COMMISSIONER OF PATENTS

FOR

THE YEAR 1873,

WITH

TABLE OF CASES ARRANGED ACCORDING TO SUBJECT-
MATTER FOR 1869, 1870, 1871, 1872, 1873.

WASHINGTON:

GOVERNMENT PRINTING OFFICE.

1874.

DECISIONS

OF THE

COMMISSIONERS OF PATENTS

FOR

THE YEAR 1873.

H. W. COLLENDER.

Extension.

IN THE MATTER OF THE APPLICATION OF H. W. COLLENDER FOR THE EXTENSION OF LETTERS PATENT NO. 22,591, FOR AN IMPROVEMENT IN BILLIARD-CUE TIPS, GRANTED JANUARY 4, 1859.

(Decided January 4, 1873.)

An extension will not be granted on an unimportant part of an original patent, the principal feature of the same having been discarded and a secret compound substituted therefor.

The policy of the Government is to protect such inventions as are so candidly explained that the public is placed in full possession of the process when the term of the patent has expired.

It is not the policy of the Government to extend a patent which is to be used to cover, by inference, a process which has not been disclosed in the specification and is secretly carried out.

THACHER, Acting Commissioner :

The invention is set forth in the patent to be "a new article of manufacture, to wit, billiard-cue tips or cue-leathers, with their flat surface coated with soluble gum or cement, so that by the application of moisture they can always and immediately be applied to the end of the cue in a permanent manner."

There was no invention in simply making the tips adhesive.
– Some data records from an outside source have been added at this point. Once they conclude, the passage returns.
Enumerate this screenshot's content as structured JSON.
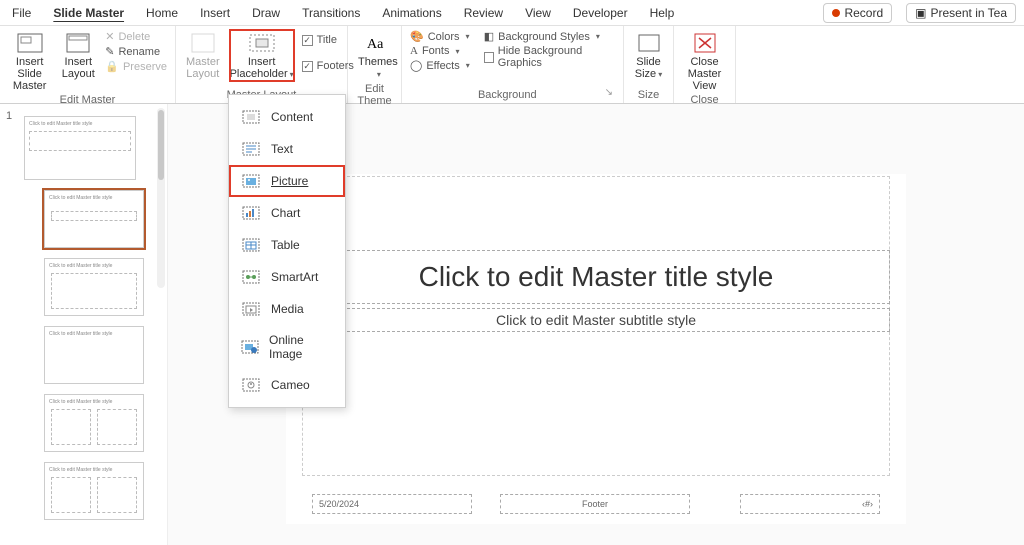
{
  "menubar": {
    "tabs": [
      "File",
      "Slide Master",
      "Home",
      "Insert",
      "Draw",
      "Transitions",
      "Animations",
      "Review",
      "View",
      "Developer",
      "Help"
    ],
    "active_index": 1,
    "record": "Record",
    "present": "Present in Tea"
  },
  "ribbon": {
    "edit_master": {
      "insert_slide_master": "Insert Slide\nMaster",
      "insert_layout": "Insert\nLayout",
      "delete": "Delete",
      "rename": "Rename",
      "preserve": "Preserve",
      "group_label": "Edit Master"
    },
    "master_layout": {
      "master_layout": "Master\nLayout",
      "insert_placeholder": "Insert\nPlaceholder",
      "title_chk": "Title",
      "footers_chk": "Footers",
      "group_label": "Master Layout"
    },
    "edit_theme": {
      "themes": "Themes",
      "group_label": "Edit Theme"
    },
    "background": {
      "colors": "Colors",
      "fonts": "Fonts",
      "effects": "Effects",
      "bg_styles": "Background Styles",
      "hide_bg": "Hide Background Graphics",
      "group_label": "Background"
    },
    "size": {
      "slide_size": "Slide\nSize",
      "group_label": "Size"
    },
    "close": {
      "close_master": "Close\nMaster View",
      "group_label": "Close"
    }
  },
  "placeholder_menu": {
    "items": [
      "Content",
      "Text",
      "Picture",
      "Chart",
      "Table",
      "SmartArt",
      "Media",
      "Online Image",
      "Cameo"
    ],
    "highlighted_index": 2
  },
  "thumbs": {
    "number": "1",
    "thumb_text": "Click to edit Master title style"
  },
  "slide": {
    "title": "Click to edit Master title style",
    "subtitle": "Click to edit Master subtitle style",
    "date": "5/20/2024",
    "footer": "Footer",
    "num": "‹#›"
  }
}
This could have been done by applying to the flat surface any of the wellknown adhesive compounds in use at the time for gumming stamps and other like articles. But, owing to the special use to which the tips were to be put, it was necessary that the adhesive compound should have peculiar qualities. The gist of the invention, then, or it may be said the whole invention, consisted in the discovery of a compound or cement which would answer the purpose.

A suitable cement is described in the patent as composed of gumarabic, gelatine, and isinglass, dissolved and mixed in certain stated.
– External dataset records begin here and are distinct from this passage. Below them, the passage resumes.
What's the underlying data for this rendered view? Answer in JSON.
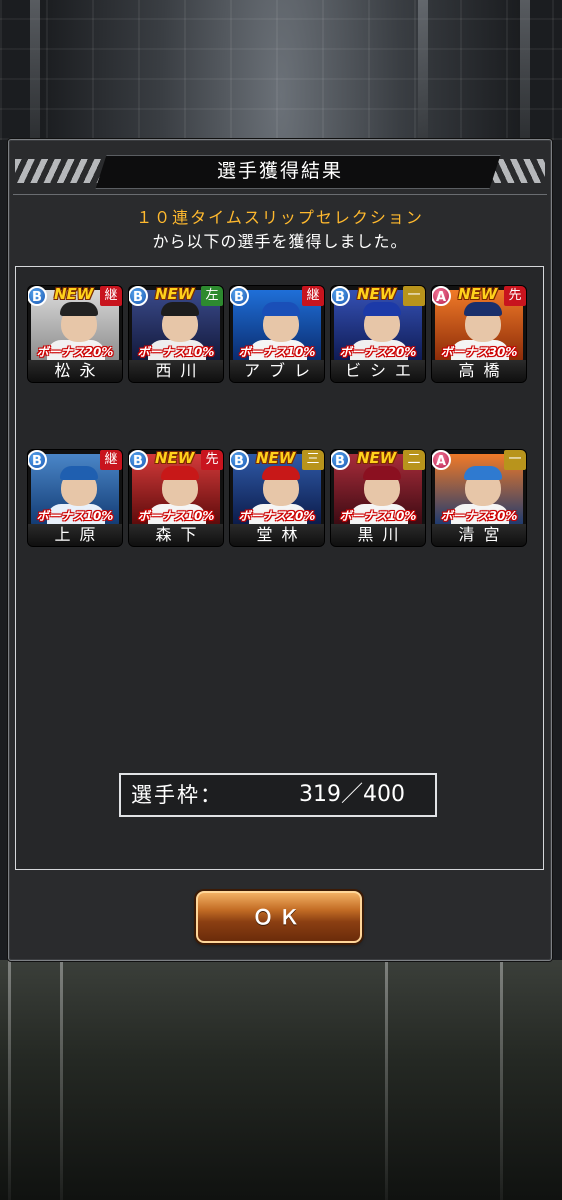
{
  "dialog": {
    "title": "選手獲得結果",
    "subtitle_highlight": "１０連タイムスリップセレクション",
    "subtitle_text": "から以下の選手を獲得しました。"
  },
  "players": [
    {
      "name": "松永",
      "rank": "B",
      "position": "継",
      "position_color": "#c8141e",
      "bonus": "ボーナス20%",
      "is_new": true,
      "new_label": "NEW"
    },
    {
      "name": "西川",
      "rank": "B",
      "position": "左",
      "position_color": "#2d8a2f",
      "bonus": "ボーナス10%",
      "is_new": true,
      "new_label": "NEW"
    },
    {
      "name": "アブレウ",
      "rank": "B",
      "position": "継",
      "position_color": "#c8141e",
      "bonus": "ボーナス10%",
      "is_new": false,
      "new_label": ""
    },
    {
      "name": "ビシエド",
      "rank": "B",
      "position": "一",
      "position_color": "#b8941c",
      "bonus": "ボーナス20%",
      "is_new": true,
      "new_label": "NEW"
    },
    {
      "name": "高橋",
      "rank": "A",
      "position": "先",
      "position_color": "#c8141e",
      "bonus": "ボーナス30%",
      "is_new": true,
      "new_label": "NEW"
    },
    {
      "name": "上原",
      "rank": "B",
      "position": "継",
      "position_color": "#c8141e",
      "bonus": "ボーナス10%",
      "is_new": false,
      "new_label": ""
    },
    {
      "name": "森下",
      "rank": "B",
      "position": "先",
      "position_color": "#c8141e",
      "bonus": "ボーナス10%",
      "is_new": true,
      "new_label": "NEW"
    },
    {
      "name": "堂林",
      "rank": "B",
      "position": "三",
      "position_color": "#b8941c",
      "bonus": "ボーナス20%",
      "is_new": true,
      "new_label": "NEW"
    },
    {
      "name": "黒川",
      "rank": "B",
      "position": "二",
      "position_color": "#b8941c",
      "bonus": "ボーナス10%",
      "is_new": true,
      "new_label": "NEW"
    },
    {
      "name": "清宮",
      "rank": "A",
      "position": "一",
      "position_color": "#b8941c",
      "bonus": "ボーナス30%",
      "is_new": false,
      "new_label": ""
    }
  ],
  "roster": {
    "label": "選手枠：",
    "value": "319／400"
  },
  "ok_button": {
    "label": "ＯＫ"
  }
}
proportions. Mr. Collender states in his testimony, however, that this compound was used only about a month after the grant of the patent. Experiments led to the adoption of another compound, which has proved a complete success, and led to a quite general use of self-adhesive cue-tips. But the composition of this new cement has been kept a secret, and the manufacture of the tips by this means retained exclusively in the hands of the patentee. The utility and value of the self-adhesive tips are thus made to depend almost solely upon an invention which has never been disclosed to the public. It is true, applicant declares that the compound described in the patent will make a serviceable tip, but his own course, discarding it for something else, proves conclusively that even in his own estimation it possesses no value in competition with the secret compound of later date; and it was admitted by his counsel in argument that if the extension should be refused, the monopoly of the manufacture would still be retained by Collender. The extension of the patent, therefore, would only aid the patentee in preserving the secret which he now holds, and at its expiration, at the end of seven years, the public would derive no benefit, for it would become possessed of nothing valuable.
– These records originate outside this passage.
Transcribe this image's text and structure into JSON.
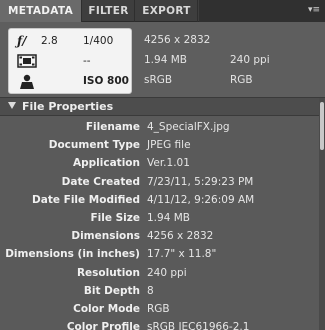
{
  "tabs": [
    {
      "label": "METADATA",
      "active": true
    },
    {
      "label": "FILTER",
      "active": false
    },
    {
      "label": "EXPORT",
      "active": false
    }
  ],
  "panel_menu_icon": "panel-menu-icon",
  "camera_info": {
    "aperture": "2.8",
    "shutter": "1/400",
    "exposure_comp": "--",
    "iso": "ISO 800",
    "icons": [
      "aperture-icon",
      "metering-mode-icon",
      "white-balance-icon"
    ]
  },
  "file_summary": {
    "dimensions": "4256 x 2832",
    "file_size": "1.94 MB",
    "resolution": "240 ppi",
    "color_profile": "sRGB",
    "color_mode": "RGB"
  },
  "section": {
    "label": "File Properties",
    "expanded": true
  },
  "properties": [
    {
      "label": "Filename",
      "value": "4_SpecialFX.jpg"
    },
    {
      "label": "Document Type",
      "value": "JPEG file"
    },
    {
      "label": "Application",
      "value": "Ver.1.01"
    },
    {
      "label": "Date Created",
      "value": "7/23/11, 5:29:23 PM"
    },
    {
      "label": "Date File Modified",
      "value": "4/11/12, 9:26:09 AM"
    },
    {
      "label": "File Size",
      "value": "1.94 MB"
    },
    {
      "label": "Dimensions",
      "value": "4256 x 2832"
    },
    {
      "label": "Dimensions (in inches)",
      "value": "17.7\" x 11.8\""
    },
    {
      "label": "Resolution",
      "value": "240 ppi"
    },
    {
      "label": "Bit Depth",
      "value": "8"
    },
    {
      "label": "Color Mode",
      "value": "RGB"
    },
    {
      "label": "Color Profile",
      "value": "sRGB IEC61966-2.1"
    }
  ]
}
This, in my opinion, constitutes an insuperable objection to the extension sought, and although the case is a good one in all other particulars, I do not believe it would be right, under the circumstances stated, to grant the prayer of the petitioner.

The extension is refused.

CALISTA E. COX.
Reissue.

APPEAL FROM THE PRINCIPAL EXAMINER IN THE MATTER OF THE APPLICATION OF CALISTA E. COX, EXECUTRIX, ETC., FOR THE REISSUE IN FOUR DIVISIONS OF LETTERS PATENT No. 7,813, for IMPROVEMENT IN HORSE-RAKES, GRANTED TO HARVEY W. SABIN, DECEMBER 3, 1850.

(Decided January 10, 1873.)

Practice under rule 44-Reissues.

That a claim has been sustained in the United States courts does not remove it from the operation of the law, which requires that "every such case shall be subject to revision and restriction in the same manner as original applications are.”

A participial claim to " arranging " devices, instead of to the devices themselves, having been granted under a former more lax practice, should—although in the mean time it has been sustained by the courts-be made to conform to the present practice in revising the application for reissue.

THACHER, Acting Commissioner:

The Examiner objects to certain portions of the description in several divisions and to some of the claims, the objections, as a whole, including all the divisions of the reissue application.